In the 1980s, Waxahachie, Texas was an exciting place to be. Located in Ennis County, the city attracted many companies to set up headquarters within its limits, including TXI, Chaparral Steel, Owens-Corning Fiberglass, Chevron-Gulf Chemical, Foster Forbes Glass, Tyler Refrigeration, and Leggett and Platt. The city’s population was around 15,000, and its numbers standed to gain a great deal. In 1987, plans for the Superconducting Super Collider (SSC) were approved by President Reagan, and the DFW area was chosen for the site. Waxahachie (and Dallas-Fort Worth as a whole) prepared for a massive influx of project workers, scientists, and other SSC personnel and their families.
The Superconducting Super Collider Proposal Collection provides proposals from the various Texas cities who hoped to provide a home for the project. The winning proposal from the Dallas-Fort Worth SSC Authority (entitled “A Look into Tomorrow: The Plan to Bring the Superconducting Super Collider to Texas”) is a feature of this collection. Information about Ellis County and the rest of the Southwest Metroplex can be found in the proposal, which spans hundreds of pages.
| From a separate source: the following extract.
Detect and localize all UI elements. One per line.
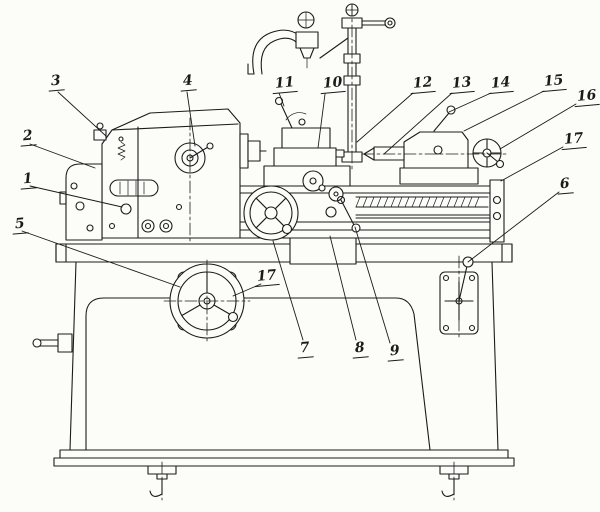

Other information includes financial incentives to workers on the project, geology and tunneling information, regional resources, environmental factors, regional conditions, and utilities.
It was obvious that North Texas wanted the SSC badly. The reasons are clear. The project would provide an enormous economic boost, and it would establish DFW as one of the world’s leading scientific research communities. The proposal details a fundraising plan to help offset costs of the collider, which had an end goal of $1.5 million. Several local companies had already guaranteed large sums of money to the cause, including Dallas Biomedical Corps, University of Texas at Dallas’ Engineering School, University of Texas at Arlington’s Advanced Robotics Research Institute, the Dallas Art Museum, and the U.S. Bureau of Engraving and Printing. The metroplex also promised incentives for employees of the Super Collider, such as discounted moving help and airfare, reduced interest rates on loans, and free child care services.
For more information about the fate of the Superconducting Super Collider project in Waxahachie, take a look at this earlier blog post. The Superconducting Super Collider Proposal Collection includes the proposals from all the Texas cities, including Dallas-Fort Worth and other regions. The project is a great example of DFW’s capabilities and aspirations. The fate of the project also provides insight into the political environment and its impact on scientific research.